We all mess things up, it’s a fact. Sometimes the gods of crafting do not look at us in a favourable light and some kind of catastrophe ensues. That is why I am starting this new segment, Monday Mishaps. The things I’ve done that have really REALLY not worked out in my favour.
Over the weekend I was dyeing yarn with Alanna. I was mixing some dye for the first time. My process includes me putting a powdered dye into water and adding some dish soap then shaking it. Usually this works very well, the dye is mixed and we go on our merry way.
This time a lot of the dye adhered to the bottom of the jar. Still thinking with a clear head I tried to mix it with a spoon. After poking and jiggling the spoon around in the jar for 10 minutes I realized this was not going to be solved with a little stirring action.
Scraping the dye powder off the bottom of the jar, I lifted it out. There was about a tablespoon and a half all stuck together in a huge clump. Wearing my gloves, I tried to break it up by hand, but it was wet the whole way through and had the consistency of cookie batter. I decided to put this lump in another jar and pour boiling water over it in order to dissolve the remaining dye into something I could work with.
Remain calm! This is not where I went wrong. I didn’t manage to get burned or anything, the plan actually worked well and all the clumps of dye dissolved into a perfectly smooth liquid. It was after my success that the problems started.
All that was in the dye was water and dye powder and, if you’ve ever dyed yarn, you know that is not all that is needed to prime the dye. I needed the proper proportions, so I poured the dye from the Mason jar into a measuring cup. Let’s just say that mason jars were not made for clean pouring capabilities. I managed to only spill a little of it and only onto my hands and the counter (which was covered by plastic).

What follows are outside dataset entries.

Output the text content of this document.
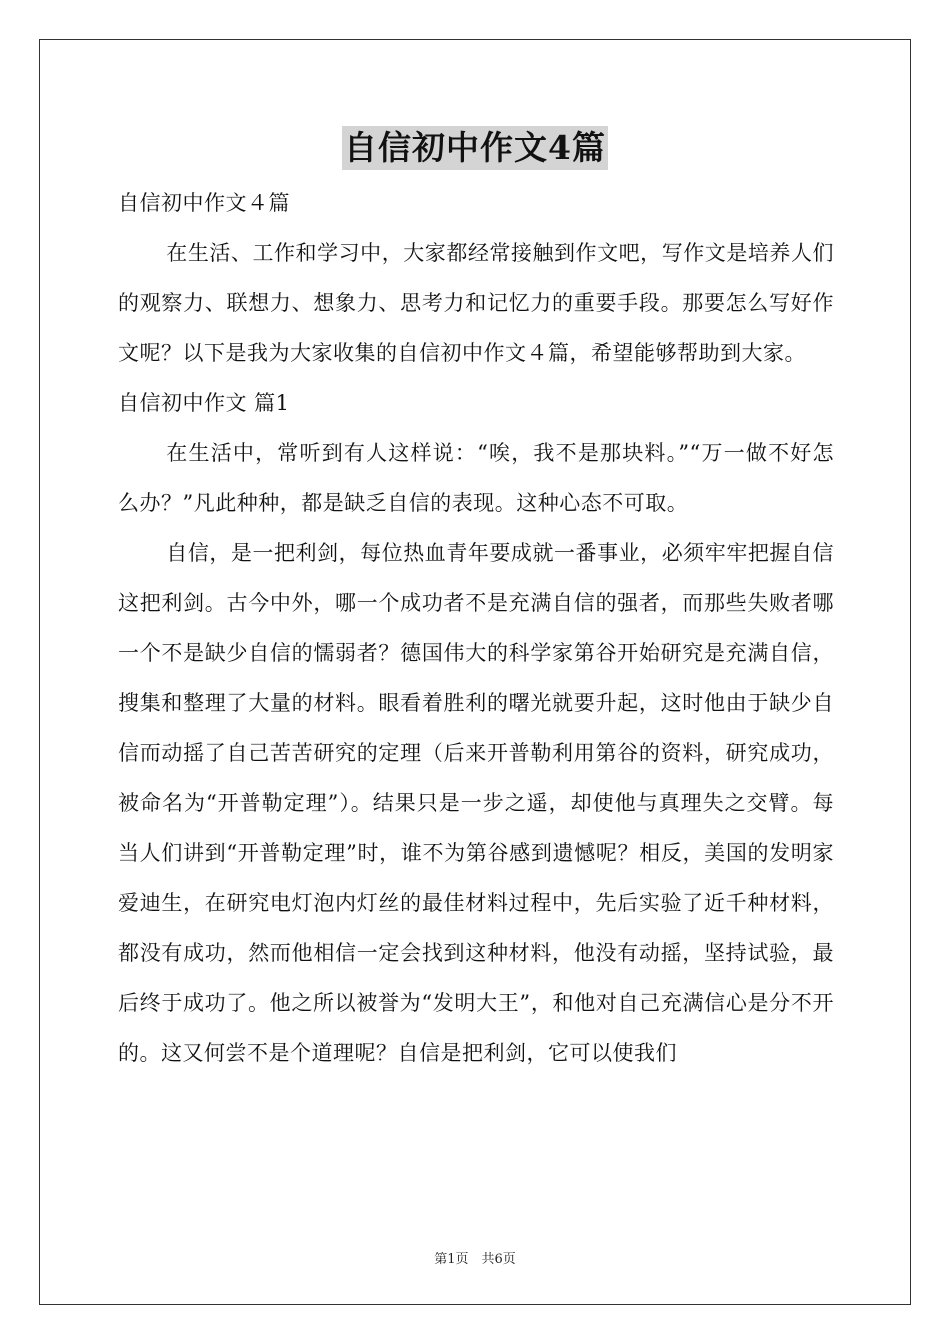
自信初中作文4篇

自信初中作文４篇

在生活、工作和学习中，大家都经常接触到作文吧，写作文是培养人们的观察力、联想力、想象力、思考力和记忆力的重要手段。那要怎么写好作文呢？以下是我为大家收集的自信初中作文４篇，希望能够帮助到大家。

自信初中作文 篇1

在生活中，常听到有人这样说：“唉，我不是那块料。”“万一做不好怎么办？”凡此种种，都是缺乏自信的表现。这种心态不可取。

自信，是一把利剑，每位热血青年要成就一番事业，必须牢牢把握自信这把利剑。古今中外，哪一个成功者不是充满自信的强者，而那些失败者哪一个不是缺少自信的懦弱者？德国伟大的科学家第谷开始研究是充满自信，搜集和整理了大量的材料。眼看着胜利的曙光就要升起，这时他由于缺少自信而动摇了自己苦苦研究的定理（后来开普勒利用第谷的资料，研究成功，被命名为“开普勒定理”）。结果只是一步之遥，却使他与真理失之交臂。每当人们讲到“开普勒定理”时，谁不为第谷感到遗憾呢？相反，美国的发明家爱迪生，在研究电灯泡内灯丝的最佳材料过程中，先后实验了近千种材料，都没有成功，然而他相信一定会找到这种材料，他没有动摇，坚持试验，最后终于成功了。他之所以被誉为“发明大王”，和他对自己充满信心是分不开的。这又何尝不是个道理呢？自信是把利剑，它可以使我们

第1页　共6页
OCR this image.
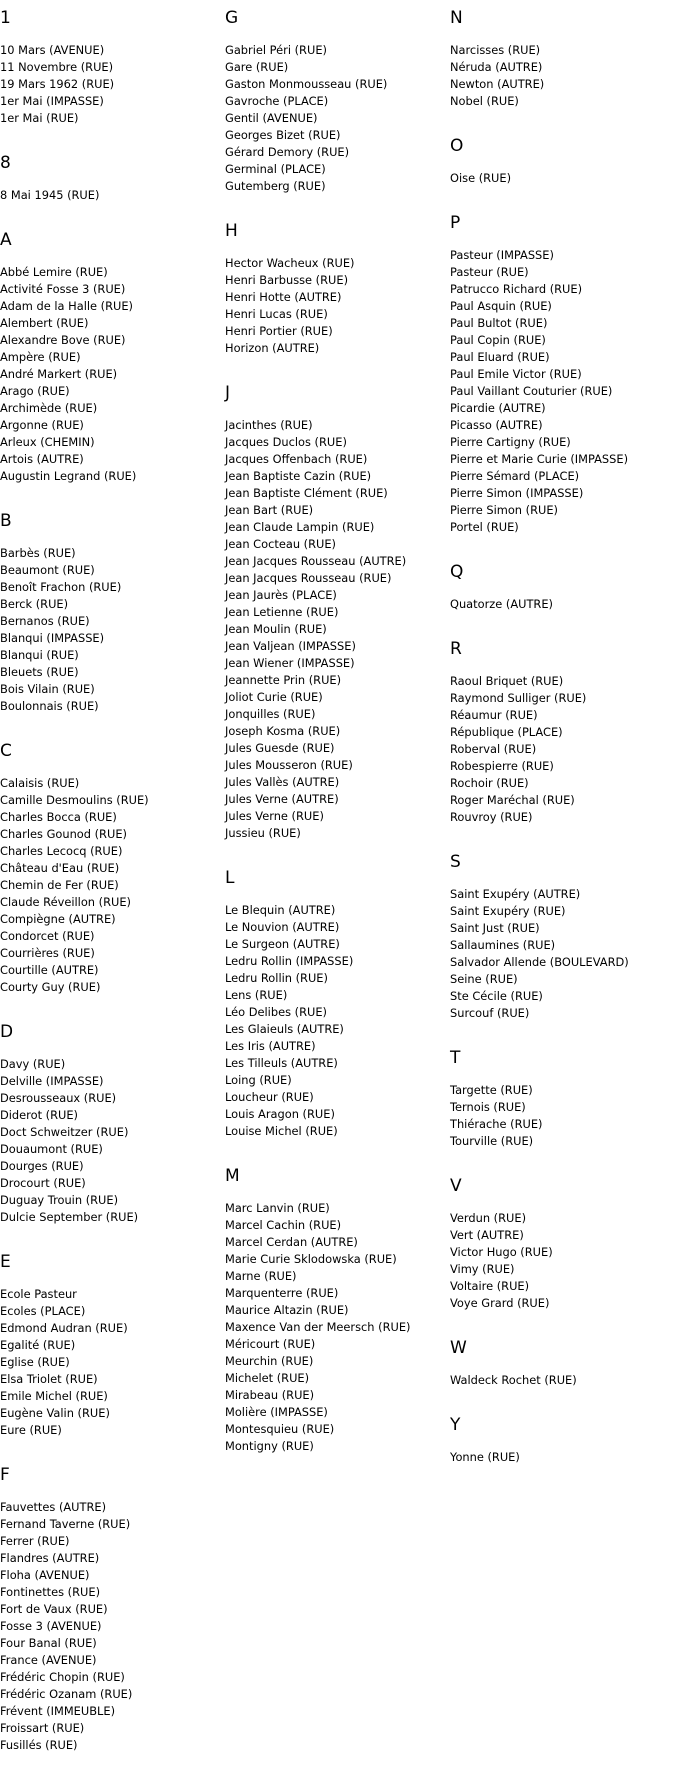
1
10 Mars (AVENUE)
11 Novembre (RUE)
19 Mars 1962 (RUE)
1er Mai (IMPASSE)
1er Mai (RUE)
8
8 Mai 1945 (RUE)
A
Abbé Lemire (RUE)
Activité Fosse 3 (RUE)
Adam de la Halle (RUE)
Alembert (RUE)
Alexandre Bove (RUE)
Ampère (RUE)
André Markert (RUE)
Arago (RUE)
Archimède (RUE)
Argonne (RUE)
Arleux (CHEMIN)
Artois (AUTRE)
Augustin Legrand (RUE)
B
Barbès (RUE)
Beaumont (RUE)
Benoît Frachon (RUE)
Berck (RUE)
Bernanos (RUE)
Blanqui (IMPASSE)
Blanqui (RUE)
Bleuets (RUE)
Bois Vilain (RUE)
Boulonnais (RUE)
C
Calaisis (RUE)
Camille Desmoulins (RUE)
Charles Bocca (RUE)
Charles Gounod (RUE)
Charles Lecocq (RUE)
Château d'Eau (RUE)
Chemin de Fer (RUE)
Claude Réveillon (RUE)
Compiègne (AUTRE)
Condorcet (RUE)
Courrières (RUE)
Courtille (AUTRE)
Courty Guy (RUE)
D
Davy (RUE)
Delville (IMPASSE)
Desrousseaux (RUE)
Diderot (RUE)
Doct Schweitzer (RUE)
Douaumont (RUE)
Dourges (RUE)
Drocourt (RUE)
Duguay Trouin (RUE)
Dulcie September (RUE)
E
Ecole Pasteur
Ecoles (PLACE)
Edmond Audran (RUE)
Egalité (RUE)
Eglise (RUE)
Elsa Triolet (RUE)
Emile Michel (RUE)
Eugène Valin (RUE)
Eure (RUE)
F
Fauvettes (AUTRE)
Fernand Taverne (RUE)
Ferrer (RUE)
Flandres (AUTRE)
Floha (AVENUE)
Fontinettes (RUE)
Fort de Vaux (RUE)
Fosse 3 (AVENUE)
Four Banal (RUE)
France (AVENUE)
Frédéric Chopin (RUE)
Frédéric Ozanam (RUE)
Frévent (IMMEUBLE)
Froissart (RUE)
Fusillés (RUE)
G
Gabriel Péri (RUE)
Gare (RUE)
Gaston Monmousseau (RUE)
Gavroche (PLACE)
Gentil (AVENUE)
Georges Bizet (RUE)
Gérard Demory (RUE)
Germinal (PLACE)
Gutemberg (RUE)
H
Hector Wacheux (RUE)
Henri Barbusse (RUE)
Henri Hotte (AUTRE)
Henri Lucas (RUE)
Henri Portier (RUE)
Horizon (AUTRE)
J
Jacinthes (RUE)
Jacques Duclos (RUE)
Jacques Offenbach (RUE)
Jean Baptiste Cazin (RUE)
Jean Baptiste Clément (RUE)
Jean Bart (RUE)
Jean Claude Lampin (RUE)
Jean Cocteau (RUE)
Jean Jacques Rousseau (AUTRE)
Jean Jacques Rousseau (RUE)
Jean Jaurès (PLACE)
Jean Letienne (RUE)
Jean Moulin (RUE)
Jean Valjean (IMPASSE)
Jean Wiener (IMPASSE)
Jeannette Prin (RUE)
Joliot Curie (RUE)
Jonquilles (RUE)
Joseph Kosma (RUE)
Jules Guesde (RUE)
Jules Mousseron (RUE)
Jules Vallès (AUTRE)
Jules Verne (AUTRE)
Jules Verne (RUE)
Jussieu (RUE)
L
Le Blequin (AUTRE)
Le Nouvion (AUTRE)
Le Surgeon (AUTRE)
Ledru Rollin (IMPASSE)
Ledru Rollin (RUE)
Lens (RUE)
Léo Delibes (RUE)
Les Glaieuls (AUTRE)
Les Iris (AUTRE)
Les Tilleuls (AUTRE)
Loing (RUE)
Loucheur (RUE)
Louis Aragon (RUE)
Louise Michel (RUE)
M
Marc Lanvin (RUE)
Marcel Cachin (RUE)
Marcel Cerdan (AUTRE)
Marie Curie Sklodowska (RUE)
Marne (RUE)
Marquenterre (RUE)
Maurice Altazin (RUE)
Maxence Van der Meersch (RUE)
Méricourt (RUE)
Meurchin (RUE)
Michelet (RUE)
Mirabeau (RUE)
Molière (IMPASSE)
Montesquieu (RUE)
Montigny (RUE)
N
Narcisses (RUE)
Néruda (AUTRE)
Newton (AUTRE)
Nobel (RUE)
O
Oise (RUE)
P
Pasteur (IMPASSE)
Pasteur (RUE)
Patrucco Richard (RUE)
Paul Asquin (RUE)
Paul Bultot (RUE)
Paul Copin (RUE)
Paul Eluard (RUE)
Paul Emile Victor (RUE)
Paul Vaillant Couturier (RUE)
Picardie (AUTRE)
Picasso (AUTRE)
Pierre Cartigny (RUE)
Pierre et Marie Curie (IMPASSE)
Pierre Sémard (PLACE)
Pierre Simon (IMPASSE)
Pierre Simon (RUE)
Portel (RUE)
Q
Quatorze (AUTRE)
R
Raoul Briquet (RUE)
Raymond Sulliger (RUE)
Réaumur (RUE)
République (PLACE)
Roberval (RUE)
Robespierre (RUE)
Rochoir (RUE)
Roger Maréchal (RUE)
Rouvroy (RUE)
S
Saint Exupéry (AUTRE)
Saint Exupéry (RUE)
Saint Just (RUE)
Sallaumines (RUE)
Salvador Allende (BOULEVARD)
Seine (RUE)
Ste Cécile (RUE)
Surcouf (RUE)
T
Targette (RUE)
Ternois (RUE)
Thiérache (RUE)
Tourville (RUE)
V
Verdun (RUE)
Vert (AUTRE)
Victor Hugo (RUE)
Vimy (RUE)
Voltaire (RUE)
Voye Grard (RUE)
W
Waldeck Rochet (RUE)
Y
Yonne (RUE)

I filled the measuring cup with the amount of water I needed and went to pour the dye back into the Mason jar. However, now I had a two-cup capacity measuring cup with two cups of dye in it. While measuring cups were made for pouring, they are by no means a precision tool, and when you are messing with dark purple dye…. You want precision. More dye on myself and more dye on the counter seeping underneath the other jars and getting on the bottom of things that could easily leave a dark ring on another surface if moved somewhere unprotected.

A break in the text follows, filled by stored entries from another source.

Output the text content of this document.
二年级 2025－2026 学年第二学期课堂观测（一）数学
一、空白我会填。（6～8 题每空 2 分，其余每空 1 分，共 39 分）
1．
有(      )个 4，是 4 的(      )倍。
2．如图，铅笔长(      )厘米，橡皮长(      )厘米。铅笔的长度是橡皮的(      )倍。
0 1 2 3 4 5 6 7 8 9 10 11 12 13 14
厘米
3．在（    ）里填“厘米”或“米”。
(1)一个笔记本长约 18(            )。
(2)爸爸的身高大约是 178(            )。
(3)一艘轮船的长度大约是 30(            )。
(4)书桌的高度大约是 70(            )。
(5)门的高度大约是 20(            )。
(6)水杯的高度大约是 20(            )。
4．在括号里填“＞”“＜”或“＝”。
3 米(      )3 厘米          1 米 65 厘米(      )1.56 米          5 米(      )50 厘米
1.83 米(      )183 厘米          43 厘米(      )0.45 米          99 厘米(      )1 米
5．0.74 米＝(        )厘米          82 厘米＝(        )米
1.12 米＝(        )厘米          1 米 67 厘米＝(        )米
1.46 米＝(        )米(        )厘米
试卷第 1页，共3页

I added the rest of my ingredients to the Mason jar and decided to combine this jar with the other jar of dye. You would think that I would have learned by this time. You would think that I would be smarter than to attempt another pour. You would be wrong.
I started pouring from one jar to another and it registered with me that one of said ingredients is dish soap. Dish soap has bubbles. When you pour dish soap, the bubbles get bigger. Dish soap bubbles made from dye would carry the colour of previously mentioned dye. Well crap.

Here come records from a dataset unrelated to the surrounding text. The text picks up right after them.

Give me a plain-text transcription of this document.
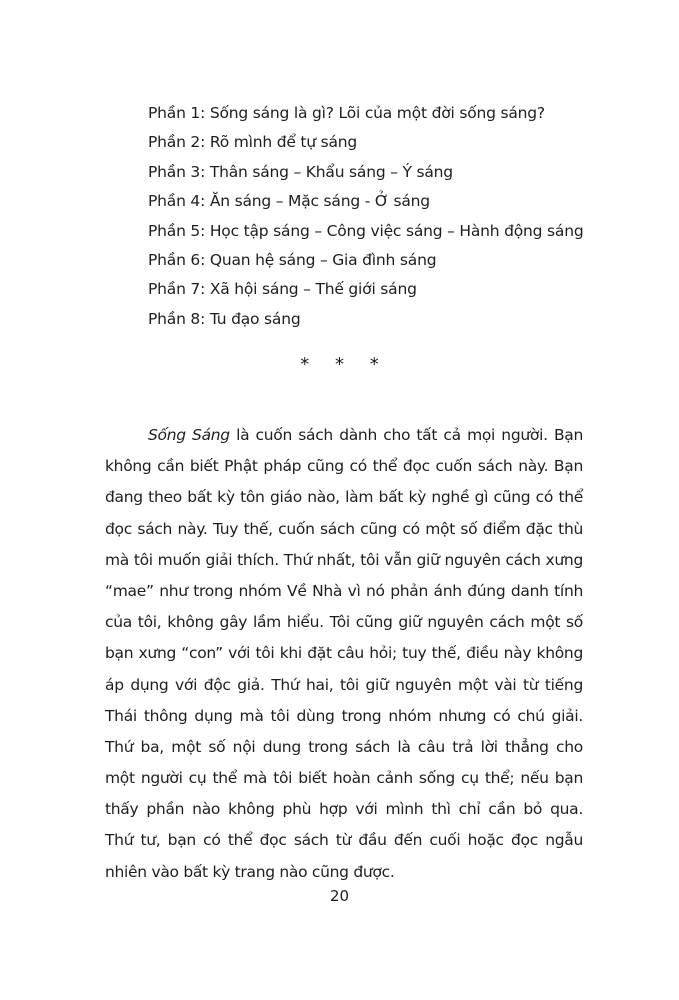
Phần 1: Sống sáng là gì? Lõi của một đời sống sáng?
Phần 2: Rõ mình để tự sáng
Phần 3: Thân sáng – Khẩu sáng – Ý sáng
Phần 4: Ăn sáng – Mặc sáng - Ở sáng
Phần 5: Học tập sáng – Công việc sáng – Hành động sáng
Phần 6: Quan hệ sáng – Gia đình sáng
Phần 7: Xã hội sáng – Thế giới sáng
Phần 8: Tu đạo sáng
* * *
Sống Sáng là cuốn sách dành cho tất cả mọi người. Bạn
không cần biết Phật pháp cũng có thể đọc cuốn sách này. Bạn
đang theo bất kỳ tôn giáo nào, làm bất kỳ nghề gì cũng có thể
đọc sách này. Tuy thế, cuốn sách cũng có một số điểm đặc thù
mà tôi muốn giải thích. Thứ nhất, tôi vẫn giữ nguyên cách xưng
“mae” như trong nhóm Về Nhà vì nó phản ánh đúng danh tính
của tôi, không gây lầm hiểu. Tôi cũng giữ nguyên cách một số
bạn xưng “con” với tôi khi đặt câu hỏi; tuy thế, điều này không
áp dụng với độc giả. Thứ hai, tôi giữ nguyên một vài từ tiếng
Thái thông dụng mà tôi dùng trong nhóm nhưng có chú giải.
Thứ ba, một số nội dung trong sách là câu trả lời thẳng cho
một người cụ thể mà tôi biết hoàn cảnh sống cụ thể; nếu bạn
thấy phần nào không phù hợp với mình thì chỉ cần bỏ qua.
Thứ tư, bạn có thể đọc sách từ đầu đến cuối hoặc đọc ngẫu
nhiên vào bất kỳ trang nào cũng được.
20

I would liken the rising soap bubbles to lava rising to the mouth of a volcano. My kitchen island was now Pompeii, and we were running out of time. A panicked look at Alanna told me she had been watching me do this and through my external monolog, realized it was about to go horribly wrong. Liquid dye acts like water and it is easier to control, you can soak it up and there are no ill effects. Bubbles filled with dye would stick to my gloves, my arms, anything and drip off when I moved to wash them off. The sink was only a few steps away, so I prepared to move. Alanna, armed with a paper towel, followed underneath me preventing any spillage on the way there. Luckily we thought at the speed of light and got to the sink just as the bubbles boiled over. Mind you I still had bubbles all over me, but being at the sink, I was able to wash them off.
I continued pouring the dye into the jar and swiping at the bubbles whenever they threatened to overcome the jar entirely. Alanna started wiping up the dye that got on the island and we managed not to completely destroy my kitchen. Victory!
There was dye everywhere though, we were joking about it not being my finest moment as a dyer.
That has been my moment of doom for the week! It wasn’t really to do with knitting, but still left a lot of mayhem in it’s wake… and dye… on my hands. It looked like I was losing circulation in my fingers quite badly. Luckily I remembered that rubbing alcohol removes just about anything and it significantly reduced the colour on my hands… and arms.